While Bard is seeking to build stronger bonds between its partners, perhaps even more important are the links each program develops within its own educational system and society. After all, a central goal of Bard’s work is to effect just that change.

Too often, efforts to root the liberal arts in foreign soil can result in “island” programs, disconnected from the rest of higher education, says Patti McGill Peterson, presidential adviser for global initiatives at the American Council on Education.

 “The question is,” says Ms. Peterson, the editor of a book on liberal education in developing countries, “can it become more than an extra appendage on the countries’ educational system?”

Bard administrators say they have taken pains to avoid such pitfalls. The college has limited the number of Bard professors who teach at its partners so that local faculty members will feel ownership of the curriculum. Likewise, it was slow to allow its students to study within the network because it wanted the programs to be seen as native institutions, not study-abroad sites.

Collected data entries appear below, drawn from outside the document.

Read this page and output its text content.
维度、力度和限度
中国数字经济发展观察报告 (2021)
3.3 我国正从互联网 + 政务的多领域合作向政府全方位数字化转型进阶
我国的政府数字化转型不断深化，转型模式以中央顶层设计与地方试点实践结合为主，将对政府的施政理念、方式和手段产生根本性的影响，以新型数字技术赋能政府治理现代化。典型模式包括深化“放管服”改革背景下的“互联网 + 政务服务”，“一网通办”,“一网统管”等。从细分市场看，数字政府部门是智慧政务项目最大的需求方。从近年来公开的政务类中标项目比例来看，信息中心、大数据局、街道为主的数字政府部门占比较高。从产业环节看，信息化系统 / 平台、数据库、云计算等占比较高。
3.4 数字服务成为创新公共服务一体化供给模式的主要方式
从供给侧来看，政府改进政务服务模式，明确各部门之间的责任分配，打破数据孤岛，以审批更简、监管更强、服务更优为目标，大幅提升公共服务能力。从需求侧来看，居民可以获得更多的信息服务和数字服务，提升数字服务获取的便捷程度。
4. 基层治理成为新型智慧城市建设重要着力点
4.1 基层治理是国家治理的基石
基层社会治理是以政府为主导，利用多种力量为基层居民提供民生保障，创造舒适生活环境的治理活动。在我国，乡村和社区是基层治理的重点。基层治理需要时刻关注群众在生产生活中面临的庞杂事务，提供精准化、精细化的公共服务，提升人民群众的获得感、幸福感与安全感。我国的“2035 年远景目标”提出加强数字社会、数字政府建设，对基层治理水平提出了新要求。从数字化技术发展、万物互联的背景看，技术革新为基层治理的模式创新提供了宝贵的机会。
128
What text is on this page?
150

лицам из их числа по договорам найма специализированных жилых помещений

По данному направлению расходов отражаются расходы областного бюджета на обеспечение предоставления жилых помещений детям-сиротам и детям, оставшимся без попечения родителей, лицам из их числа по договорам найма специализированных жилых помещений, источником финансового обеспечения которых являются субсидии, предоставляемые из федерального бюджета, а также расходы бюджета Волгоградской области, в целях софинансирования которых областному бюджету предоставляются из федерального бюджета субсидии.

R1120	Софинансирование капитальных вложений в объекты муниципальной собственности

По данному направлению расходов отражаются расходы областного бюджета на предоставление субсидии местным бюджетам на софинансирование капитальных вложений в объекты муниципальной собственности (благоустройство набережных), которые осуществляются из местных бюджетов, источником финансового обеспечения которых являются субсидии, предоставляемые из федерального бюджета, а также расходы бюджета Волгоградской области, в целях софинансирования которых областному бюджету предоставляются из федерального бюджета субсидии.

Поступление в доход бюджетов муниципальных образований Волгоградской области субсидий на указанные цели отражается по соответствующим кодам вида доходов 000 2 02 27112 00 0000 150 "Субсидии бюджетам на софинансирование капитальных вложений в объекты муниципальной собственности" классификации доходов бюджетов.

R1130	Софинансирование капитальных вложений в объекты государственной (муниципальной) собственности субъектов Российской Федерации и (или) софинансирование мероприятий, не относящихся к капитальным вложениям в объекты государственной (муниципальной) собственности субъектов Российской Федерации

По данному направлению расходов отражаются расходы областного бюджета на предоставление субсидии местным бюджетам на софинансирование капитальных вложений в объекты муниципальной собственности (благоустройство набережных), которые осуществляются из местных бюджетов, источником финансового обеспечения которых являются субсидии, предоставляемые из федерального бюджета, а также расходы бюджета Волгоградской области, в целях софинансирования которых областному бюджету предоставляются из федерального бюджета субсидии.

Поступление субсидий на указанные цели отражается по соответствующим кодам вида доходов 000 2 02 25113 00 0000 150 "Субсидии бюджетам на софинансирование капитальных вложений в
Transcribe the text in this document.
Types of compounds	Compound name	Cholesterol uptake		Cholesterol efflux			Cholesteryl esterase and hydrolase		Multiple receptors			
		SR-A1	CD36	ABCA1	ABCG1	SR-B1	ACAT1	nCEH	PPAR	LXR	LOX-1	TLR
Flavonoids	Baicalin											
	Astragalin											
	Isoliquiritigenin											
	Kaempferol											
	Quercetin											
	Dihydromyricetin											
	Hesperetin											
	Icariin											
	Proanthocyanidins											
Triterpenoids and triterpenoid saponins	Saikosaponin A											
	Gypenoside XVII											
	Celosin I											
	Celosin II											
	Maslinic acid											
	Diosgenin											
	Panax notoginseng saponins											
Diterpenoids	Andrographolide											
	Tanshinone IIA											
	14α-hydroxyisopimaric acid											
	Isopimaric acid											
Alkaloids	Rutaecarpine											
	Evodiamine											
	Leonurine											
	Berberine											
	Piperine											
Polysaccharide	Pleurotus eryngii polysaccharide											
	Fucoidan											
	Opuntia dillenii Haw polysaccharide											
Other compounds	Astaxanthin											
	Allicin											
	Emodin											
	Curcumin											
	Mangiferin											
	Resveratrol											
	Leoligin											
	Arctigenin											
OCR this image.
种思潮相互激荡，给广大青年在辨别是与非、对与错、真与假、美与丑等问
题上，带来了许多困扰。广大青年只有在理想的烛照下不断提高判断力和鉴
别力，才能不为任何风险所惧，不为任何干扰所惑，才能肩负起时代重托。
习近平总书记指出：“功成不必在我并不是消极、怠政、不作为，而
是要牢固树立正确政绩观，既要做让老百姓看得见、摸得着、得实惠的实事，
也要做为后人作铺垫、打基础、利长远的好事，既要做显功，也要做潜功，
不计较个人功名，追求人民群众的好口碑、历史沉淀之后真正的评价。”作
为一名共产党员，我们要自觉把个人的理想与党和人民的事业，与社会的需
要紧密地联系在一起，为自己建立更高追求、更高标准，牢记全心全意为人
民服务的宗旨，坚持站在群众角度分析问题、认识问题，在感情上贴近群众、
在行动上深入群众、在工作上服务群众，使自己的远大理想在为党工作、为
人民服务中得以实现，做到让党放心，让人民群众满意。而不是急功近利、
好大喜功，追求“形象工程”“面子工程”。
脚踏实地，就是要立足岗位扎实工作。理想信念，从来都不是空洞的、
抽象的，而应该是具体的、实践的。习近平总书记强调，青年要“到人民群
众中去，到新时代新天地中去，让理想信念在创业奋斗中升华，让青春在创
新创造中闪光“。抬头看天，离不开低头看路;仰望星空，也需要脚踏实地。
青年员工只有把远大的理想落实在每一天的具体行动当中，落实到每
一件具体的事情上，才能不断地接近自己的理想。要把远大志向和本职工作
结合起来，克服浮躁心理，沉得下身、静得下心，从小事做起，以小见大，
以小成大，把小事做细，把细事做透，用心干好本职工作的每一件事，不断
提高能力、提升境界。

Bard’s early decision to pursue a dual-degree strategy, however, may have had the most impact. While the Bard degree has given the college leverage in shaping the curriculum, the local degree has given the academic approach legitimacy. The ministries of education in Kyrgyzstan, the Palestinian territories and Russia have all officially recognized the liberal-arts curriculum, meaning that other institutions, unconnected to Bard, can adopt it.

So far, this has happened only in Russia, but there are signs of the liberal arts’ ripple effect. Al Quds University is adding “Language and Thinking” for all of its students, not only those in the honors college, and with Bard now offers a master’s degree in teaching, exposing West Bank schoolteachers to liberal learning.

In Russia, Aleksei L. Kudrin, a well-connected former finance minister who is dean of the Faculty of Liberal Arts and Sciences at St. Petersburg State, has started an association for liberal-arts colleges, as well as a foundation to support new programs. “Critical thinking is important to grow in Russia,” he says. “It’s important to Russia’s advancement.”

Still, recent events in Ukraine and growing authoritarianism in Russia only serve as a reminder about how very difficult it is to bring about change.

Mr. Botstein is sanguine. “This is not a vaccination program,” he says of Bard’s work. “It’s very long-term transformation.”

But working in unpredictable parts of the world can come with controversy.

Last fall, for example, students at Al Quds University staged a campus rally in which demonstrators toted fake automatic weapons, raised a traditional Nazi salute, and honored “martyred” suicide bombers. Two other American universities, Brandeis and Syracuse, severed ties with the Palestinian institution after they said top administrators there failed to condemn the protests. Despite criticism, Bard officials say they never considered ending the relationship.

Bard’s ties with the financier George Soros have also drawn scrutiny. The sometimes divisive hedge-fund manager’s Open Society Foundations have supported the college’s work in Kyrgyzstan as well as at the European Humanities University, in Lithuania, where Bard is helping rethink the curriculum.

Critics have called the college the education arm of the Open Society Foundations. But Mr. Becker says it was actually Bard that interested the nonprofit group in liberal education. And on campus the issue has had little traction.

Indeed, unlike such institutions as Duke, Yale, and New York University, which have had furious disputes, Bard has been notable for the lack of controversy its global work has generated among faculty members. Some professors even say they came to Bard because they didn’t want just another ivy-covered campus but an institution with a clear sense of its place in the world.

For Mr. Botstein, going abroad has reinforced Bard’s core liberal-arts mission. “Being international has had a boomerang effect,” he says, “of developing institutional self-awareness of what we stand for.”